Despite these limitations, there is much to celebrate. Although criteria for interpreting FDG PET to determine tumor response have been available for 20 years (eg, European Organization for Research and Treatment of Cancer [7] and Positron Emission Tomography Response Criteria in Solid Tumors [8]), few clinical trials of solid tumors utilize FDG PET. The standard for solid tumor trials has been Response Evaluation Criteria in Solid Tumors (RECIST), a system for quantifying tumor burden that focuses primarily on tumor size (9). The role of FDG PET is often limited to complementing CT and MRI to confirm disease progression. But RECIST is not without its own limitations. Patients with advanced solid tumors may never develop disease that is measurable by using RECIST, particularly those with bone-predominant disease (osseous lesions are not measurable with RECIST). A recent trial using FDG PET to supplement RECIST allowed recruitment of patients with disease not measurable with RECIST who would have otherwise been denied access to the trial; this action facilitated patient accrual and provided adequate response assessment (10). Thus, there are untapped advantages to using FDG PET in trials of solid tumors. I believe that this statement from the Radiological Society of North America QIBA Committee will help provide rigor to the use of SUVs in FDG PET. This achievement from QIBA should overcome some of the obstacles that FDG PET has faced in terms of its integration into solid tumor trials and could ultimately lead to increased usage of PET FDG in these trials and clinical practice.

In summary, Kinahan et al have succeeded in their goals for this PET/CT statement. The principles articulated in this QIBA statement can be applied not only to PET tracers, but also to diverse QIBA projects in CT, MRI, US, and nuclear medicine.

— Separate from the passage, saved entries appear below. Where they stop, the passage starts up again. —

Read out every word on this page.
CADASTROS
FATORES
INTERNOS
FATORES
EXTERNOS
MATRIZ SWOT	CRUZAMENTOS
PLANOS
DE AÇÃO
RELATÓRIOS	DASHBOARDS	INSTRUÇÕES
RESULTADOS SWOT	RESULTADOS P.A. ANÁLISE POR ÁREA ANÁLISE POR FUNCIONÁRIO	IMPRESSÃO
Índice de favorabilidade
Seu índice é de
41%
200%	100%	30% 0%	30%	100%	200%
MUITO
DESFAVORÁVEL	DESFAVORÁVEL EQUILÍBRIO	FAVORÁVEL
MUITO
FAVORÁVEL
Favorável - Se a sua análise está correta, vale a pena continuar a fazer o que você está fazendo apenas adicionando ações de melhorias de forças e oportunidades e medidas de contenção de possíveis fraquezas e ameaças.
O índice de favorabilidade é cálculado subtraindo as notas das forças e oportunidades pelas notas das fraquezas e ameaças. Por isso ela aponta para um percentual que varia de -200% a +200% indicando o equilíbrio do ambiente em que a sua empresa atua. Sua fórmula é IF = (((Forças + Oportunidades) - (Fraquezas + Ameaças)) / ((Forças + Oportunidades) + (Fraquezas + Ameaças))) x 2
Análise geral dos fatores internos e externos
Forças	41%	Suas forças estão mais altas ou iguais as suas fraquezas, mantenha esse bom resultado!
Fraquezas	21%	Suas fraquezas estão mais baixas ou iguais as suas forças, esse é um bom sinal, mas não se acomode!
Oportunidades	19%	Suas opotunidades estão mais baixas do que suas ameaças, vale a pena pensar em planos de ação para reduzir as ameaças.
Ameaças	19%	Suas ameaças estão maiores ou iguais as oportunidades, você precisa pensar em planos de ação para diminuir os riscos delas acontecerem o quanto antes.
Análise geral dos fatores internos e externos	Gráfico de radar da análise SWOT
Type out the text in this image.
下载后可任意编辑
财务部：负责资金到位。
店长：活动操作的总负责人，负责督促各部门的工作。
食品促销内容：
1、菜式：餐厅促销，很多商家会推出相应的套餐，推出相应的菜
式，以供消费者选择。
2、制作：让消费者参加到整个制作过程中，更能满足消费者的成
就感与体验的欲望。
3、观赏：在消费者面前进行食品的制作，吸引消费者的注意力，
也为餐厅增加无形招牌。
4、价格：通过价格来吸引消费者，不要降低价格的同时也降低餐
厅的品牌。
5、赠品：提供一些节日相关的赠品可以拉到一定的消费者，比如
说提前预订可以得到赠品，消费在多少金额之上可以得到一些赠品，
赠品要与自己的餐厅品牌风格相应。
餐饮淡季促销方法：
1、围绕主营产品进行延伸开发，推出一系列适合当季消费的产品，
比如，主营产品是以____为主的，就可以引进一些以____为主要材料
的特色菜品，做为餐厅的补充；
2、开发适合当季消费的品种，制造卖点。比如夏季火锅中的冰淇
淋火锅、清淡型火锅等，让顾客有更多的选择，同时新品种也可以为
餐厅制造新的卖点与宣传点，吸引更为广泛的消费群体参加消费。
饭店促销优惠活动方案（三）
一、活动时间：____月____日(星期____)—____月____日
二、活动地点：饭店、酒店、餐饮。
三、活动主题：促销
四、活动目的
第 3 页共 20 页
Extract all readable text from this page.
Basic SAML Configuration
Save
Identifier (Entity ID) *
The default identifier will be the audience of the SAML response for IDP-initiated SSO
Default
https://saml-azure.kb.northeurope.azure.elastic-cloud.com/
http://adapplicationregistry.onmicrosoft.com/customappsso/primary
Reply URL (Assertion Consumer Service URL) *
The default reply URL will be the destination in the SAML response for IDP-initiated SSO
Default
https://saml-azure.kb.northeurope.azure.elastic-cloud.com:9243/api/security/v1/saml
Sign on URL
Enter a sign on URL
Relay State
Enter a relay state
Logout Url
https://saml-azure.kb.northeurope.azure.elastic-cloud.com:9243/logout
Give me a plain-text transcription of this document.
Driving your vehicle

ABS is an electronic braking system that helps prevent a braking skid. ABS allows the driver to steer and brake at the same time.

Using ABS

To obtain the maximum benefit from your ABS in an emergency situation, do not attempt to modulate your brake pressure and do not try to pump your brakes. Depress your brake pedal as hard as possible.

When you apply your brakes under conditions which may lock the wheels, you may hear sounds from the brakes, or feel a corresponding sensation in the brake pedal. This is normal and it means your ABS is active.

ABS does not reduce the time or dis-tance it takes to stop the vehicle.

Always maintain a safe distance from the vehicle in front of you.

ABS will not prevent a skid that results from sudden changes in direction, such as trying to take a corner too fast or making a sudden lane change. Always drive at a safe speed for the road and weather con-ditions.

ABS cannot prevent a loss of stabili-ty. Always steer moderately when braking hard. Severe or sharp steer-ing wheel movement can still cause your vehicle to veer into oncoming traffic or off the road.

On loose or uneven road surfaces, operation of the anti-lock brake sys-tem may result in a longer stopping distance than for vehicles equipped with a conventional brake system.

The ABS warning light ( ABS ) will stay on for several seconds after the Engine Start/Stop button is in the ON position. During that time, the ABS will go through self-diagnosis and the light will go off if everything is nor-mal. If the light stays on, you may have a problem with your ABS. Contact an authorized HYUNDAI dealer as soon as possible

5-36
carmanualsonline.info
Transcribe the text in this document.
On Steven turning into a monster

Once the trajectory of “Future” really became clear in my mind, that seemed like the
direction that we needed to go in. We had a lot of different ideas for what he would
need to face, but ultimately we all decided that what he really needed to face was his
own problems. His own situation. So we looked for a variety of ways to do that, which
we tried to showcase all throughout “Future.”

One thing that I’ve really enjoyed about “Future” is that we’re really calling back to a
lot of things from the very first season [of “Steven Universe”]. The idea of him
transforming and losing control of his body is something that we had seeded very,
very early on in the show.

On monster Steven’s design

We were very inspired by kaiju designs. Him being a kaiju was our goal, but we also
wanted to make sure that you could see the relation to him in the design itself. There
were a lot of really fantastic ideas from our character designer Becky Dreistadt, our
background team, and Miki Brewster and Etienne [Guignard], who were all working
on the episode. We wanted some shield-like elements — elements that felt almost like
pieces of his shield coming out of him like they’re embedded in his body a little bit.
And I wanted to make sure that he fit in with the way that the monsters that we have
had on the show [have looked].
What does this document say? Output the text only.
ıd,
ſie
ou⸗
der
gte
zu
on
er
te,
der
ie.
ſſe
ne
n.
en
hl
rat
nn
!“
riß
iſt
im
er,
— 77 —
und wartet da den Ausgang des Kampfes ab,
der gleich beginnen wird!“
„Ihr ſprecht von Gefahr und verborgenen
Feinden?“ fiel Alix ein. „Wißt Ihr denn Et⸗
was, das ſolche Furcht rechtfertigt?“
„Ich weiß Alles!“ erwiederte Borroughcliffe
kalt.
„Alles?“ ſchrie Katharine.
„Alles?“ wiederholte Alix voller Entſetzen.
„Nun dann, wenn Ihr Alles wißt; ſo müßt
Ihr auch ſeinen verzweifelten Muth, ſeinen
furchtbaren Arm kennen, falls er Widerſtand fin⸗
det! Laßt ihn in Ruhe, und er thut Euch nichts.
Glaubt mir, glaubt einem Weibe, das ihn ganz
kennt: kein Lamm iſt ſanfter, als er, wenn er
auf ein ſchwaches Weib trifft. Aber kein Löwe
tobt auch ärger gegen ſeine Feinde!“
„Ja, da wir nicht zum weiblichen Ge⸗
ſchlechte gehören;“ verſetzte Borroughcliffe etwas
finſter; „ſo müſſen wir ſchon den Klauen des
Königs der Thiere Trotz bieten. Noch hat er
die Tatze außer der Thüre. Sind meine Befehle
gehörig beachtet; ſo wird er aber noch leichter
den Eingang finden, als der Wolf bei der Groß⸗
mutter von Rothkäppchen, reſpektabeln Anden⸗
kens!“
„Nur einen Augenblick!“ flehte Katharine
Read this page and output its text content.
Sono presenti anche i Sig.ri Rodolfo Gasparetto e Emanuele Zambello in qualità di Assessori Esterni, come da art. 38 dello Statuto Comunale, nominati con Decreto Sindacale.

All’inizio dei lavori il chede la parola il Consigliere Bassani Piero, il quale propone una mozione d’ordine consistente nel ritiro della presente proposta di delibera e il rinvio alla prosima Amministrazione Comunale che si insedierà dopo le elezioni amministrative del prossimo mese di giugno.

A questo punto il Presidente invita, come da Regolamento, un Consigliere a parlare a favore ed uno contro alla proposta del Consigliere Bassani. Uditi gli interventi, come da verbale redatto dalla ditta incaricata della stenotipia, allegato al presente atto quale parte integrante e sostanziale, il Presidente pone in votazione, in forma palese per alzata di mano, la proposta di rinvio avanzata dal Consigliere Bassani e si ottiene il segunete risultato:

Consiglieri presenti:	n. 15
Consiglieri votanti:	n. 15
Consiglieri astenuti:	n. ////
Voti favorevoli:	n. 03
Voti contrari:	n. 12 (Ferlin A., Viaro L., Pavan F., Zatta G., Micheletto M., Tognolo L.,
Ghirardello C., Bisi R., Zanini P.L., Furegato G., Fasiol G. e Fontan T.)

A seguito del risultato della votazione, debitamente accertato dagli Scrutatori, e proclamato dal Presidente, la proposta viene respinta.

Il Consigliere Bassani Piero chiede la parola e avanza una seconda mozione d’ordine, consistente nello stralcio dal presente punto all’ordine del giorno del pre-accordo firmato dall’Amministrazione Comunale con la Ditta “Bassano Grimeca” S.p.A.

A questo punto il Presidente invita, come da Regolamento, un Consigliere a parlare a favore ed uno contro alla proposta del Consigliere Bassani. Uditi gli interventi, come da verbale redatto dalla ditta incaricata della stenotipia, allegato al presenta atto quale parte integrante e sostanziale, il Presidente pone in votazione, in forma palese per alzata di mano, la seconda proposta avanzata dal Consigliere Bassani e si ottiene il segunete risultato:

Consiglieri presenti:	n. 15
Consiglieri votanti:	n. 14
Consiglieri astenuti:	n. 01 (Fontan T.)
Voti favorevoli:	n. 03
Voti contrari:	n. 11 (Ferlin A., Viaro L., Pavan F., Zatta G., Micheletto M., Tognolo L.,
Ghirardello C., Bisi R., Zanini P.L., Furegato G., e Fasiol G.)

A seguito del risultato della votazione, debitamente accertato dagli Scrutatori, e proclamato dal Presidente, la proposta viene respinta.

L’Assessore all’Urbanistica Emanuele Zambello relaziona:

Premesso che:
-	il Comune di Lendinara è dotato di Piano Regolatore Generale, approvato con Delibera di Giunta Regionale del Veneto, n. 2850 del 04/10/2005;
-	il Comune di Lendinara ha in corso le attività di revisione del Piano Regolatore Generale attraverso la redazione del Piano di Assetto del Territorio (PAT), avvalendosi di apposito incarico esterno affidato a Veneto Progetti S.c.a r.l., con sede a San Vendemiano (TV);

Although still early, QIBA has already begun to be recognized by manufacturers of imaging equipment and the imaging community at large. This will not be the last we hear of QIBA in Radiology.

Footnotes

Disclosures of Conflicts of Interest: G.A.U. Activities related to the present article: disclosed no relevant relationships. Activities not related to the present article: is a consultant for Sanofi; has grants/grants pending with GE Healthcare, Genentech, Novartis, Puma Technology, and Sanofi. Other relationships: disclosed no relevant relationships.